Clinically, she supports patients with cancer at all stages of their illness, including those treated with curative intent and survivors of cancer. A large part of her clinical role is spent supporting those dealing with the psychosocial impact of cancer.

Her research interests concern the clinical application of the Mental Capacity Act 2005 and the Human Rights Act 1998 towards the end of life.   She is particularly interested in advocacy and mediation for groups and individuals who may struggle to get their voices heard in a healthcare setting.

She recently completed an NIHR CLARHC fellowship based within the Palliative and End of Life Care Group at the University of Cambridge where she led a study examining the role that impaired capacity had on adverse palliative discharge outcomes from hospital. 

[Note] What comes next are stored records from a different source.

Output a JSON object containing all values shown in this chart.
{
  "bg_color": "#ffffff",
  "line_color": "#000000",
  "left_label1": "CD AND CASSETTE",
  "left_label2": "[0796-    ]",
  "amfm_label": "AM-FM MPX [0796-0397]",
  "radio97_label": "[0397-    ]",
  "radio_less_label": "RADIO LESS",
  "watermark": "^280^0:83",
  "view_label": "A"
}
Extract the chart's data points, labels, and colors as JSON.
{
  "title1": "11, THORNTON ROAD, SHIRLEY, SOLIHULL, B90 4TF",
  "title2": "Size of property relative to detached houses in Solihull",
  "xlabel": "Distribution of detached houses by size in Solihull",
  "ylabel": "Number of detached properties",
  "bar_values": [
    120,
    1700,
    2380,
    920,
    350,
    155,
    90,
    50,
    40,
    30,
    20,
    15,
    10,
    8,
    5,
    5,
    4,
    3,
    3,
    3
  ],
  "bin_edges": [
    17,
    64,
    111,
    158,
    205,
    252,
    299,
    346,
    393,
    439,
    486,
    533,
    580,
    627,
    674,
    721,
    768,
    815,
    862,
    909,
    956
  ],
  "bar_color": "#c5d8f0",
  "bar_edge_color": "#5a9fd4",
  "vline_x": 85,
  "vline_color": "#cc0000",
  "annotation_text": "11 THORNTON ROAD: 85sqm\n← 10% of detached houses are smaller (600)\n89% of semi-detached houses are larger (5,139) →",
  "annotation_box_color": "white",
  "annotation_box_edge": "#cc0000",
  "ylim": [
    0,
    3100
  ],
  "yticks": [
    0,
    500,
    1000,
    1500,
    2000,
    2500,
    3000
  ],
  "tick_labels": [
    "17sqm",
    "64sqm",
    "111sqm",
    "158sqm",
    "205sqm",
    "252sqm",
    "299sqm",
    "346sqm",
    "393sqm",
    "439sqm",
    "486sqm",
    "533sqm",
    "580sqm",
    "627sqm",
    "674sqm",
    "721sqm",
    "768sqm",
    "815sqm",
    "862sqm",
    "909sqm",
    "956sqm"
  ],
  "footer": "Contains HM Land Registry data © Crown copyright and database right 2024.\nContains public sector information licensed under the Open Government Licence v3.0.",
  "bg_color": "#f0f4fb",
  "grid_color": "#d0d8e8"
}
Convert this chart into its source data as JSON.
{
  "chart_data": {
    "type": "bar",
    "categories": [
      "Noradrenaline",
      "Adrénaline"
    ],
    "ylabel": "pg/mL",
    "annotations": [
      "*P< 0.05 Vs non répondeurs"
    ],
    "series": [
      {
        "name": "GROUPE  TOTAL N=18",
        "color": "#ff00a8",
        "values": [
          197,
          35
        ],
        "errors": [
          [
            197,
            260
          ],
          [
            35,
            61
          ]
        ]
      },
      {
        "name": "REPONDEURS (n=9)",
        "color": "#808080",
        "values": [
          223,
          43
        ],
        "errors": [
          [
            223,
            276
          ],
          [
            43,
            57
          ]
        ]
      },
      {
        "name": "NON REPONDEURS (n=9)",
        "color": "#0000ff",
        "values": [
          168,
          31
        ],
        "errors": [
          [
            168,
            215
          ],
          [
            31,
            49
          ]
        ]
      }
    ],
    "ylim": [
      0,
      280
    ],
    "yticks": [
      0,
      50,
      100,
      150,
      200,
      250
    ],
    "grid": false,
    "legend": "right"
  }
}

In addition to her CLAHRC fellowship she holds a PGCE and is a fellow of the higher education academy.  In 2014, she was awarded a master of laws (LLM) from Cardiff University and has been involved in teaching at the University of East Anglia and Cambridge University.

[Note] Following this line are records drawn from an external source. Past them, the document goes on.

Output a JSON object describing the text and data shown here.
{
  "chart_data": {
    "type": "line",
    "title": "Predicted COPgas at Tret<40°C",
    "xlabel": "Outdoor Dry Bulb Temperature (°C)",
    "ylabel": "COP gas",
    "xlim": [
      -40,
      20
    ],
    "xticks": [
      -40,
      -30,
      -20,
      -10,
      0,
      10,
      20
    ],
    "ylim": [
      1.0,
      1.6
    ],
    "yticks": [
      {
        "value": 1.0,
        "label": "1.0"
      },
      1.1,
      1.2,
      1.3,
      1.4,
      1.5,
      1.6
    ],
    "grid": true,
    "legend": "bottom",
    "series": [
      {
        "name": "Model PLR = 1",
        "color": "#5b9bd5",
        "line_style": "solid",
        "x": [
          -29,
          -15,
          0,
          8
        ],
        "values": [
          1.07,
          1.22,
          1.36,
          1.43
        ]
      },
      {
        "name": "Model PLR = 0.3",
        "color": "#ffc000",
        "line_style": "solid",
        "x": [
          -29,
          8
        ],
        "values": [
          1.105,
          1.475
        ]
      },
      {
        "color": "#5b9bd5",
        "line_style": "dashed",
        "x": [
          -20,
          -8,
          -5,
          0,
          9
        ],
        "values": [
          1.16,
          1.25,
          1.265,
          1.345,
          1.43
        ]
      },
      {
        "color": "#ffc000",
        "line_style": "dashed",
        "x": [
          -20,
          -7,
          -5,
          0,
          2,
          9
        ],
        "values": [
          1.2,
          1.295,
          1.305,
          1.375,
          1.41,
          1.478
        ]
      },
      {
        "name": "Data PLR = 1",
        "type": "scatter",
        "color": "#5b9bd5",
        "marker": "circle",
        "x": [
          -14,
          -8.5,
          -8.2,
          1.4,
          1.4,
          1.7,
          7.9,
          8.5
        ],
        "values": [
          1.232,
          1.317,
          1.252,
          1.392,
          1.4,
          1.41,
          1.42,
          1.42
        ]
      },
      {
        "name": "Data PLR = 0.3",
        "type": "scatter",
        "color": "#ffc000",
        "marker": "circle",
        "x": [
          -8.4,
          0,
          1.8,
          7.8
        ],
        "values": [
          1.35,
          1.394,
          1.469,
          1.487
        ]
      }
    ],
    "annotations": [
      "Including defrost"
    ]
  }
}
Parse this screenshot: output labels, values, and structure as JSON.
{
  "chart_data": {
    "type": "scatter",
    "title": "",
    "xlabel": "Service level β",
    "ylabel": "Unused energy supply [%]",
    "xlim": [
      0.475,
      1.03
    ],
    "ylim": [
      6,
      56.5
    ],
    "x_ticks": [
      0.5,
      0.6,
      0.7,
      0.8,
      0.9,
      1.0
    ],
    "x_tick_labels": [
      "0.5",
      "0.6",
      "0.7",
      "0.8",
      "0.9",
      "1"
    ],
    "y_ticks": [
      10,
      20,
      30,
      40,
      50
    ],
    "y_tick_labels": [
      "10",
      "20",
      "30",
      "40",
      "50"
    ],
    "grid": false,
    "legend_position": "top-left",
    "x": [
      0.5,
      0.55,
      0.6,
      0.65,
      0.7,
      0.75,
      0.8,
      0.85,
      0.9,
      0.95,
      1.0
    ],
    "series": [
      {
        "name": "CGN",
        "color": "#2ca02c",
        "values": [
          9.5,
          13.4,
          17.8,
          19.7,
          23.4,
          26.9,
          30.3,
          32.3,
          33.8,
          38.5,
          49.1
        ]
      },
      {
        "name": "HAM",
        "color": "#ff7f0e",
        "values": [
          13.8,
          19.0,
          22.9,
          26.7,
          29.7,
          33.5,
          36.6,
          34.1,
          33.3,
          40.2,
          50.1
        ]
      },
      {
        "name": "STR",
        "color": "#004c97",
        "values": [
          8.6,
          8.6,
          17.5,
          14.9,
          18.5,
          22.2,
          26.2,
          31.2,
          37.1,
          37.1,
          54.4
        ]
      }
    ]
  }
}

Outside medicine, she volunteers for the charity Medical Justice, providing medicolegal reports for victims of torture detained in immigration removal centres in the UK.

 

Open Position: Claire Foster, University of Southampton - 2016-2019

Claire obtained her PhD in health psychology from the University of Exeter. She then spent seven years at the Institute of Cancer Research investigating the psychosocial consequences of having a genetic predisposition to breast/ovarian cancer. She moved to University of Southampton in 2004. She is Professor of Psychosocial Oncology in the Faculty of Health Sciences. She is Director of the Macmillan Survivorship Research Group and her research programme focuses on advancing understanding of the health outcomes and experiences of cancer survivors and developing supportive resources to enhance well-being and self-management following treatment. This includes large prospective cohort studies to understand the consequences of cancer over time, how this can impact on people’s daily lives, and identifying areas for intervention. Her team is developing complex interventions, including web-based resources, to support self-management of cancer related problems such as fatigue following cancer treatment; and developing web-based decision aids to support younger women facing decisions about treatment and genetic testing. Claire is a member of the NCRI Psychosocial Oncology and Survivorship Clinical Studies Group.

 

Open Position: Sara MacLennan, University of Aberdeen - 2015-2018

Sara is a Senior Lecturer in the Academic Urology Unit, University of Aberdeen, Director of Operations for UCAN (Urological CANcer charity) and holds an honorary contract with NHS Grampian. She is a Chartered Psychologist and an Associate Fellow of the British Psychological Society, and a Registered Health Psychologist (Health & Care Professions Council).

 

Her expertise is in the health psychology of cancer. There are three key stands to her research: cancer survivorship, stakeholder engagement in the design and delivery of care and behaviour in relation to cancer, long-term conditions and life events. Her research is framed by the need to understand the person within the social, occupational and cultural context in which they operate.